2.3 Aliran-aliran Karate-Do

   Di dalam Karate-Do terdapat berbagai macam aliran yang menganut sistem Karate-Do, yaitu diantaranya sebagai berikut.

1. Shotokan

  Shoto adalah nama pena Gichin Funakoshi. Kan dapat diartikan sebagai gedung/bangunan, sehingga shotokan dapat diterjemahkan sebagai Perguruan Funakoshi. Gichin Funakoshi merupakan pelopor yang membawa ilmu Karate-Do dari Okinawa ke Jepang.

  2. Goju-Ryu Goju memiliki arti keras-lembut. Aliran ini memadukan teknik keras dan teknik lembut, dan merupakan salah satu perguruan Karate-Do tradisional di Okinawa yang memiliki sejarah yang panjang.

  3. Shito-Ryu Shito-Ryu terkenal dengan keahlian bermain Kata, terbukti dari banyaknya Kata yang diajarkan di aliran Shito-Ryu, yaitu ada 30 sampai 40 Kata. Namun di Jepang tercatat aliran Shito-Ryu mempunyai 111 Kata beserta Bungkainya.

  4. Wado-Ryu Wado-Ryu adalah aliran Karate-Do yang unik, karena berakar pada seni beladiri Shindo Yoshin-ru Jujutsu, yaitu sebuah aliran beladiri Jepang yang masih memiliki teknik kuncian persendian dan lemparan. Sehingga Wado- Ryu selain mengajarkan teknik Karate-Do ia juga mengajarkan teknik kuncian persendian dan lemparan/bantingan Jujutsu.

  5. Kyokushin Kyokushin, didirikan oleh Sosai Oyama setelah dia belajar Shotokan Karate pada Funakoshi Sensei & belajar Goju-Ryu pada So Nei Chu Sensei & Yamaguchi Sensei. Setelah dia berlatih 2 tahun di gunung, dia kembali ke kota dan mencoba kemampuannya kepada beberapa praktisi. Yang akhirnya dia mendirikan kelompok latihan yang bernama Oyama Dojo, kemudian beralih nama menjadi Kyokushin. Nama Kyokushin mempunyai arti kebenaran tertinggi.
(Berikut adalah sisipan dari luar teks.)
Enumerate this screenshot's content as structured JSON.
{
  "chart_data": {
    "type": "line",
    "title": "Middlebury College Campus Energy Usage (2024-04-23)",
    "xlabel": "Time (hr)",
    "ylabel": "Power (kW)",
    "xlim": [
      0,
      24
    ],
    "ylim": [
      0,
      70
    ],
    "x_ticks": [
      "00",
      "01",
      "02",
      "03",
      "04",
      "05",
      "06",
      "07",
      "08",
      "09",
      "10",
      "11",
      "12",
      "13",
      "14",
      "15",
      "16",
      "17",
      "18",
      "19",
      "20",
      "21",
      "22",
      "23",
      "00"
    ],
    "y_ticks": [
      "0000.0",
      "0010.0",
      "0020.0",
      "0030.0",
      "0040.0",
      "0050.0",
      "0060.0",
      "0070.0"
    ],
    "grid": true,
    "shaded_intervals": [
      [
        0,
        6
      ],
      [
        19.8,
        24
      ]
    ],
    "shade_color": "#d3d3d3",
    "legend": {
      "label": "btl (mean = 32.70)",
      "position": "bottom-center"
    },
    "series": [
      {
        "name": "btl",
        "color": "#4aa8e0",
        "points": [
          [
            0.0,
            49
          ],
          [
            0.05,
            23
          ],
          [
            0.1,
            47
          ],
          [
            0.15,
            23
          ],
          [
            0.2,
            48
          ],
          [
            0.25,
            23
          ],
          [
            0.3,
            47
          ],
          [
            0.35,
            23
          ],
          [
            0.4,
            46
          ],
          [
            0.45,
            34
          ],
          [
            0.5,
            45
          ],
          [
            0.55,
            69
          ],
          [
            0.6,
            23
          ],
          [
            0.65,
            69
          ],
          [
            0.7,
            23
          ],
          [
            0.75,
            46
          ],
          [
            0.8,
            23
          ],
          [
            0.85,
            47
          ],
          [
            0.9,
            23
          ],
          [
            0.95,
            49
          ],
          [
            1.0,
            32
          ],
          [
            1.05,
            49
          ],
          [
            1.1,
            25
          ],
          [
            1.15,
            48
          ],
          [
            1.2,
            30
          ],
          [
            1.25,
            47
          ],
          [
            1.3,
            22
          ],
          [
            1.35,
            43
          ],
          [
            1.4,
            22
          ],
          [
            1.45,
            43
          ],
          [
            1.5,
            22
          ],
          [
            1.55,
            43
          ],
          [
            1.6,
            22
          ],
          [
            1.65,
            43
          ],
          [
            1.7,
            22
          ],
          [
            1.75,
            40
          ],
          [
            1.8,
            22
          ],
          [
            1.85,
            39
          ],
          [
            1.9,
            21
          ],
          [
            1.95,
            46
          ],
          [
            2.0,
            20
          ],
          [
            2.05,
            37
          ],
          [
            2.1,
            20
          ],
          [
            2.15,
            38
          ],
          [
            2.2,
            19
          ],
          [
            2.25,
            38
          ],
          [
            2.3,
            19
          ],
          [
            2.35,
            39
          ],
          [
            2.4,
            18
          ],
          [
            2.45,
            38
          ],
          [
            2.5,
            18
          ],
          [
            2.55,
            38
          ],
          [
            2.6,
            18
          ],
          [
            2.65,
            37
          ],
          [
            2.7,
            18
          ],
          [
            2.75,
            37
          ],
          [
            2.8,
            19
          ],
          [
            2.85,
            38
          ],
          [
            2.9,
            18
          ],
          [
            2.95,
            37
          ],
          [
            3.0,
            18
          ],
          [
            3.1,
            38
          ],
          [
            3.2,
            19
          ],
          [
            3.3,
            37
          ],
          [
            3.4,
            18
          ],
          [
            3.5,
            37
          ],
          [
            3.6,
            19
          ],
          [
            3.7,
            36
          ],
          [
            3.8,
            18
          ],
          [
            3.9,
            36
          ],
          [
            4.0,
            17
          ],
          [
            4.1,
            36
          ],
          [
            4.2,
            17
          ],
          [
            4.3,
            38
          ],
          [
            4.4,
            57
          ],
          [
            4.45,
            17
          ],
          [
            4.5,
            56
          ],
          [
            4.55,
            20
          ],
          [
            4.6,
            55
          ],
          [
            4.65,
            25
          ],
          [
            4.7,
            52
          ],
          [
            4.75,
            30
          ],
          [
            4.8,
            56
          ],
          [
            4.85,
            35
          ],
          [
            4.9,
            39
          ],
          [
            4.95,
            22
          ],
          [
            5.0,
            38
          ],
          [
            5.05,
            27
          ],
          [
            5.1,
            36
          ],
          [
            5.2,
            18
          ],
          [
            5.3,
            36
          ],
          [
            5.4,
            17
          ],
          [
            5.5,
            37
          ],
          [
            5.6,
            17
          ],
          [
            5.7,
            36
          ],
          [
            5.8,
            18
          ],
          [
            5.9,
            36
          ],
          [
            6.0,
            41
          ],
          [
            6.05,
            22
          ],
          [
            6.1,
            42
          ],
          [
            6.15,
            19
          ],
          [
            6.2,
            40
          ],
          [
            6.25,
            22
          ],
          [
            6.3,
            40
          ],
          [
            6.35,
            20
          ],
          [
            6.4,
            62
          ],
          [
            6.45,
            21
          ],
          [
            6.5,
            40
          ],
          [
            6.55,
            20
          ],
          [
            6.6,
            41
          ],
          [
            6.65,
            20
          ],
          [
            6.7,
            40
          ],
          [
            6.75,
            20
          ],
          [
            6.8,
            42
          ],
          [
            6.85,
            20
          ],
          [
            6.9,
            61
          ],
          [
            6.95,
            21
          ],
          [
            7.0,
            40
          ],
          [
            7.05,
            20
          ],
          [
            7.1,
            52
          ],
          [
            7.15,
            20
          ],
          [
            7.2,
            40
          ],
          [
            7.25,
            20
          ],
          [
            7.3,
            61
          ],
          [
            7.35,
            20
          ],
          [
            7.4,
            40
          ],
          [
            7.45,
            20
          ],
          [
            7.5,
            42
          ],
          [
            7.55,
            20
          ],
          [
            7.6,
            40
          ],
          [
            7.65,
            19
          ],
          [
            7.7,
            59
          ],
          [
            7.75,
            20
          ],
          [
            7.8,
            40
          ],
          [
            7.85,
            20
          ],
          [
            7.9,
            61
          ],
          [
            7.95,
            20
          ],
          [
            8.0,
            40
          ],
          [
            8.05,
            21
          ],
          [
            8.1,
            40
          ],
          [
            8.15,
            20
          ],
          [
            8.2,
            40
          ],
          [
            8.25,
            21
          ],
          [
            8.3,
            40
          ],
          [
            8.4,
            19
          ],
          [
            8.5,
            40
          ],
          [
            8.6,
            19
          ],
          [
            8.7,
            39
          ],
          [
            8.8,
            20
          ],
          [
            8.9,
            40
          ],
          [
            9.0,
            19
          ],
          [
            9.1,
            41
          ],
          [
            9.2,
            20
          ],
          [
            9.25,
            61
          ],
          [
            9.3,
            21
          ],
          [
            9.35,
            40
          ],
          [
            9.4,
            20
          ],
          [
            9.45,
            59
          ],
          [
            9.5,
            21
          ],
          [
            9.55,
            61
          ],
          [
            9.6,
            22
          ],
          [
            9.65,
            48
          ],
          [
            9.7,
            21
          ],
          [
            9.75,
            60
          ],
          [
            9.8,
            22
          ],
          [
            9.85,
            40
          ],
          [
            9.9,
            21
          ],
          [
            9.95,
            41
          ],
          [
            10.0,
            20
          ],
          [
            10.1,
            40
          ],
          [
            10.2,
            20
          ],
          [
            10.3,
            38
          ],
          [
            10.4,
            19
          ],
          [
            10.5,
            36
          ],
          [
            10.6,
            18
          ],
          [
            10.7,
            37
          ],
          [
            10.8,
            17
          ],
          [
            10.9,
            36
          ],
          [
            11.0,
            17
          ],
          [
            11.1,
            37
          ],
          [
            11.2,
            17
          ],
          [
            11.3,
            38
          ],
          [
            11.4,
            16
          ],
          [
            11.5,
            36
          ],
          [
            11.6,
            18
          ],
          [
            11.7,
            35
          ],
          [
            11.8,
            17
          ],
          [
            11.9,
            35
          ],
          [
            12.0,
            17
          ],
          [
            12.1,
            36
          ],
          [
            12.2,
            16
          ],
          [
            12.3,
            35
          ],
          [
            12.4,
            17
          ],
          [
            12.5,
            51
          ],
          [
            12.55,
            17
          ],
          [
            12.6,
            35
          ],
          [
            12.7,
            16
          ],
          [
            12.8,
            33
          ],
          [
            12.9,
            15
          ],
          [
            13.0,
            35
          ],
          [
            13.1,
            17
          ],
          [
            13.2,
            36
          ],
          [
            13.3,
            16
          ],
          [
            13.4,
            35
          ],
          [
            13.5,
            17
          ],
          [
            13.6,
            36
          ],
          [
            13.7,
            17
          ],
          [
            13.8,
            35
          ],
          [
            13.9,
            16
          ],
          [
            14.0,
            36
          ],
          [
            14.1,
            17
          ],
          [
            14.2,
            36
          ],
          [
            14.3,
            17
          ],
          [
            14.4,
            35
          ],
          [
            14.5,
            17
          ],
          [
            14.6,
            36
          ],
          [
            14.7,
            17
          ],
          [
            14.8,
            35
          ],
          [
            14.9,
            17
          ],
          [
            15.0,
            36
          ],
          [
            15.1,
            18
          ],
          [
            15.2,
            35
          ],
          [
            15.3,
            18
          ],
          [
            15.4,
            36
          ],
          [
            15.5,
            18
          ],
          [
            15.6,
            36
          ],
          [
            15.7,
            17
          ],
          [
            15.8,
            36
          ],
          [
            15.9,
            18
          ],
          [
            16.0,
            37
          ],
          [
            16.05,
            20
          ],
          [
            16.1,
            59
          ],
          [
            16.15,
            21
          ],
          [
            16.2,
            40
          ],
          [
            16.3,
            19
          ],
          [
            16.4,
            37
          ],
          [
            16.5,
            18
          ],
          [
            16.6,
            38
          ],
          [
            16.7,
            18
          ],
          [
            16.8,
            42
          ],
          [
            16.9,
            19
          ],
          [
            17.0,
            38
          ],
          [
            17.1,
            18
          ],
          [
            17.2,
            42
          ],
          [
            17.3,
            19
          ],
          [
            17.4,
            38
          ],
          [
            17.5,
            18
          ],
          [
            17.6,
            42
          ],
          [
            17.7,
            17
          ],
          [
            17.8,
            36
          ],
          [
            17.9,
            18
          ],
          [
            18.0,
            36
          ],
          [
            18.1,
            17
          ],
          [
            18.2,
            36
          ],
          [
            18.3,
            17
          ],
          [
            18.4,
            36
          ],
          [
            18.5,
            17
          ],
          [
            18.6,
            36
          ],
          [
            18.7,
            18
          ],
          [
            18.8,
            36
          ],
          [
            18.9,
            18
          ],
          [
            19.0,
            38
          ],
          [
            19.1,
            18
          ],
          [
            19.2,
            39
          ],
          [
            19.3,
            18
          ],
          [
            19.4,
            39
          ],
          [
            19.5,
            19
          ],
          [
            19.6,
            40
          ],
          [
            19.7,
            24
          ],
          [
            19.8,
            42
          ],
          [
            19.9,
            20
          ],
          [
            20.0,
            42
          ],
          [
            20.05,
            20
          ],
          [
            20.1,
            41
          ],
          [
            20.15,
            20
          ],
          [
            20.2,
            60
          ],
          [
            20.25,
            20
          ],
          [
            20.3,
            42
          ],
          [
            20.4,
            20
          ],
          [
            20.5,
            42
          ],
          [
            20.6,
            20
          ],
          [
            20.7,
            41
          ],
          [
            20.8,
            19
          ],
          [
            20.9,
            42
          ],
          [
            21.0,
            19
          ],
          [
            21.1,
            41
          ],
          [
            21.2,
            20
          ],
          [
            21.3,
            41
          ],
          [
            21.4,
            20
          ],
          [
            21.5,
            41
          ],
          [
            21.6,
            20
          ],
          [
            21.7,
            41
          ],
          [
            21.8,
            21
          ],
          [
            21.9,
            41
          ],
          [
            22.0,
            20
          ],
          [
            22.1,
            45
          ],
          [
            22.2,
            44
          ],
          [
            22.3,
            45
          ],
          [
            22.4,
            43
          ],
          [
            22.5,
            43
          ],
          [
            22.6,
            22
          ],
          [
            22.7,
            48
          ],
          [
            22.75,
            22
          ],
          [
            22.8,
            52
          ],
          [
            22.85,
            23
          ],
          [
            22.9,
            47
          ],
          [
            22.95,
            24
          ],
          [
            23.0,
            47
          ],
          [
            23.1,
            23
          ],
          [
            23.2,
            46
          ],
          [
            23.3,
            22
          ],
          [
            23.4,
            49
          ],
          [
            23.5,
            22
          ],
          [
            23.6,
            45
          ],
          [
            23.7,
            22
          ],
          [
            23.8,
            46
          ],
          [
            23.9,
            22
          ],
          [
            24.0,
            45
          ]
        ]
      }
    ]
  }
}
  6. Shorin-Ryu Shorin-Ryu, bermakna hutan pinus. aliran Karate-Do yang asli berasal dari Okinawa dari daerah Shuri & Tomari. Didirikan oleh Shoshin Nagamine yang didasarkan pada ajaran Yasutsune Anko Itosu, seorang guru Karate-Do abad ke 19 yang juga adalah guru dari Gichin Funakoshi, pendiri Shotokan Karate. Karakternya adalah serangan yang lurus cepat dan dengan tangkisan yang memotong.

  7. Uechi-Ryu Uechi-Ryu, aliran ini diciptakan oleh Uechi Kanbun. Uechi Kanbun belajar dengan Shu Shiwa di Pangai-noon (Hunggar) China provinsi Fujian. Yang merupakan Kungfu singa-bangau. Fokusnya terdapat pada teknik menusuk, memotong, dan badan besi.